企業におけるAIエージェントの無制限な利用は情報漏えいやデータ破壊などの深刻なリスクを招く。日本や米国の政府機関は安全な運用が可能になる標準的なルールを公開しておらず、いまから着手するという段階だ。

 AIエージェントを無制限に利用すると、情報漏えいや認証情報の漏えい、データの破壊など致命的な結果をもたらす可能性がある。

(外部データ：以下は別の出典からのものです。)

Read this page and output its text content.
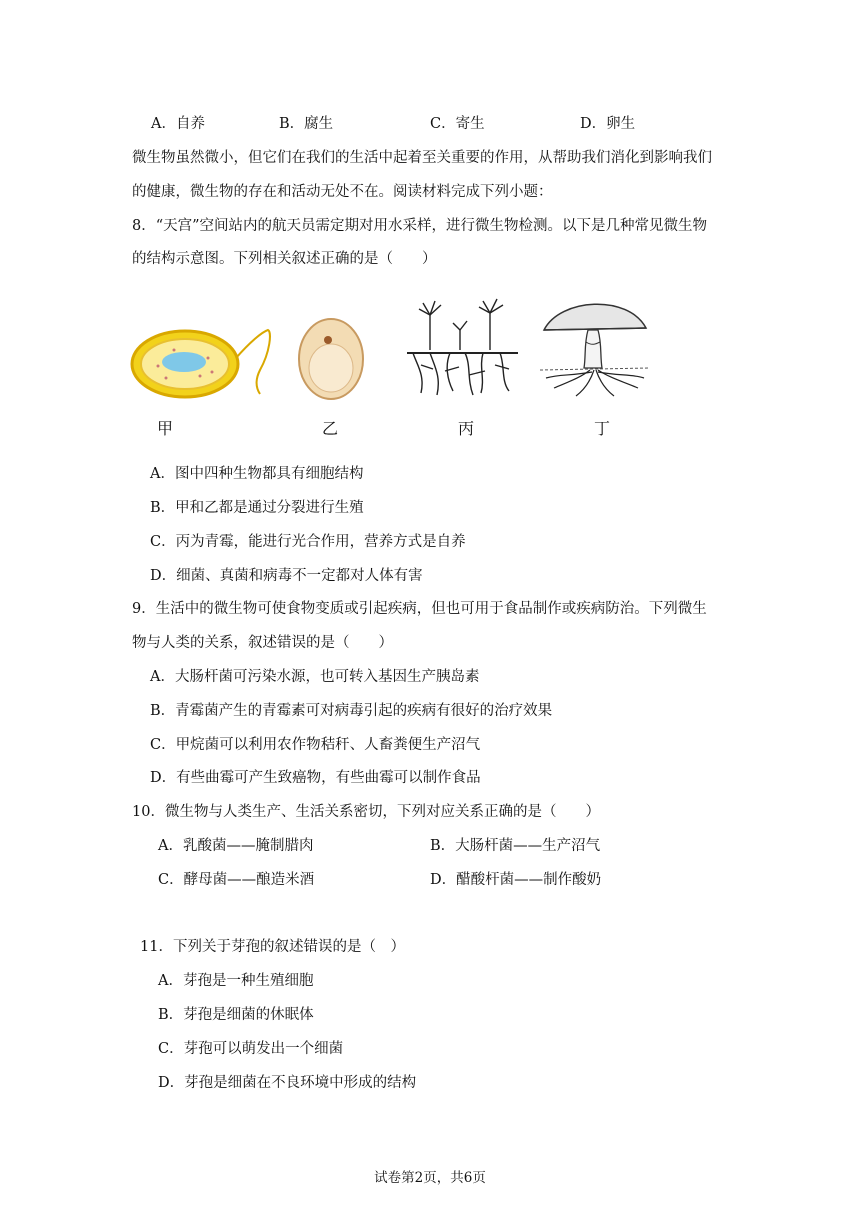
A．自养	B．腐生	C．寄生	D．卵生
微生物虽然微小，但它们在我们的生活中起着至关重要的作用，从帮助我们消化到影响我们
的健康，微生物的存在和活动无处不在。阅读材料完成下列小题：
8．“天宫”空间站内的航天员需定期对用水采样，进行微生物检测。以下是几种常见微生物
的结构示意图。下列相关叙述正确的是（　　）
甲	乙	丙	丁
A．图中四种生物都具有细胞结构
B．甲和乙都是通过分裂进行生殖
C．丙为青霉，能进行光合作用，营养方式是自养
D．细菌、真菌和病毒不一定都对人体有害
9．生活中的微生物可使食物变质或引起疾病，但也可用于食品制作或疾病防治。下列微生
物与人类的关系，叙述错误的是（　　）
A．大肠杆菌可污染水源，也可转入基因生产胰岛素
B．青霉菌产生的青霉素可对病毒引起的疾病有很好的治疗效果
C．甲烷菌可以利用农作物秸秆、人畜粪便生产沼气
D．有些曲霉可产生致癌物，有些曲霉可以制作食品
10．微生物与人类生产、生活关系密切，下列对应关系正确的是（　　）
A．乳酸菌——腌制腊肉	B．大肠杆菌——生产沼气
C．酵母菌——酿造米酒	D．醋酸杆菌——制作酸奶
11．下列关于芽孢的叙述错误的是（　）
A．芽孢是一种生殖细胞
B．芽孢是细菌的休眠体
C．芽孢可以萌发出一个细菌
D．芽孢是细菌在不良环境中形成的结构
试卷第2页，共6页
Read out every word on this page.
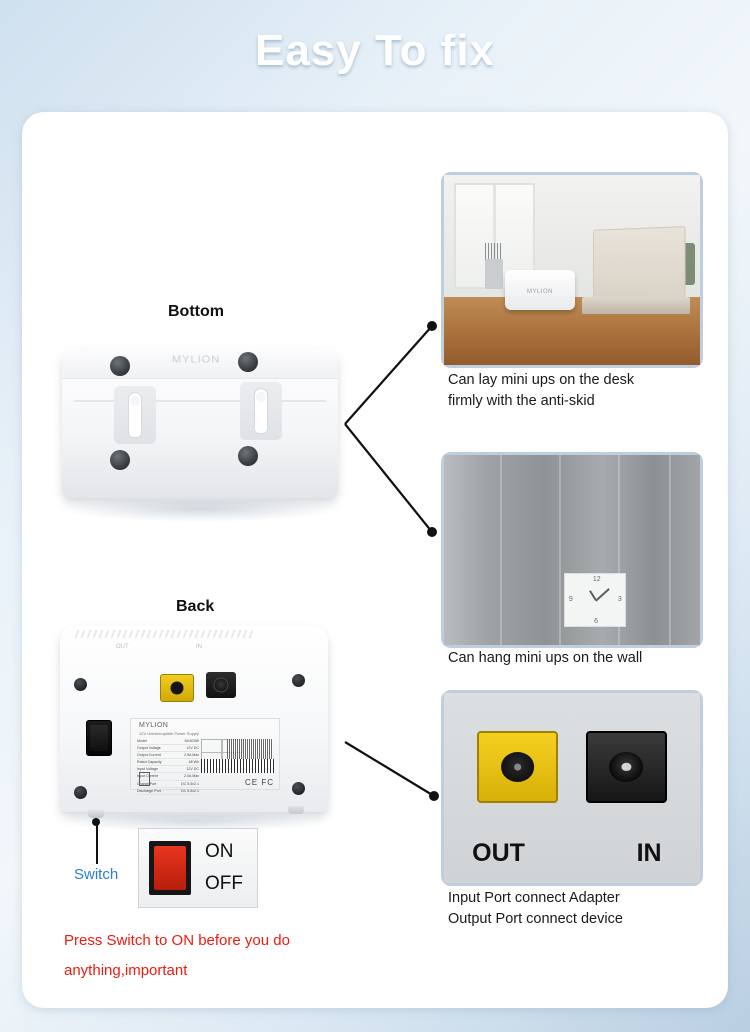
Easy To fix
MYLION
12
3
6
9
OUT	IN
Can lay mini ups on the desk
firmly with the anti-skid
Can hang mini ups on the wall
Input Port connect Adapter
Output Port connect device
Bottom
Back
MYLION
OUT	IN
MYLION
12V Uninterruptible Power Supply
Model	ML603W
Output Voltage	12V DC
Output Current	2.5A Max
Rated Capacity	48 Wh
Input Voltage	12V DC
Input Current	2.0A Max
Charge Port	DC 5.5x2.1
Discharge Port	DC 5.5x2.1
CE FC
Switch
ON
OFF
Press Switch to ON before you do
anything,important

 だが、どうすればAIエージェントを安全に使うことができるのか、一般的なガイドラインはあるものの、それを順守するだけで安全が守られるかどうかは分かっていない。

AIエージェントを利用する際の安全策とは

 AIエージェントを安全に利用する一般的な方針は、次の通りだ。なお、AIエージェントに必要最低限のアクセス権限だけを与えることは前提条件だ。

社内情報の漏えい防止

エンタープライズAPI契約を結んで、社内情報を学習に利用されないようにする
・入力データを自動的にマスキングできるツールを導入する

認証情報の漏えい防止

システムプロンプトにAPIキーを記述しない
・環境変数やシークレットマネジャー経由でキーを渡す
・エージェントのログにキーが出力されないように設定する

データの破壊を防ぐ

データベースにはリードオンリーユーザー権限で接続する
・データベース操作では「DELETE/DROP文」の実行を監視してブロックする
・データベースの更新処理の前にユーザーによる承認フローを設ける

不正コードの実行を阻止する

コード実行はネットワークから隔離されたコンテナ内にとどめる
・暴走に歯止めを掛けるために実行時間にタイムアウト設定を設ける

ログの取得

AIエージェントの行動ログや監査ログを取得できるようにする

(キーマンズネット編集部)

 だが、日本や米国の政府機関は生成AIの安全な利用やリスク管理について指針やガイドラインを提供しているが、現在AIエージェントに特化したものはない。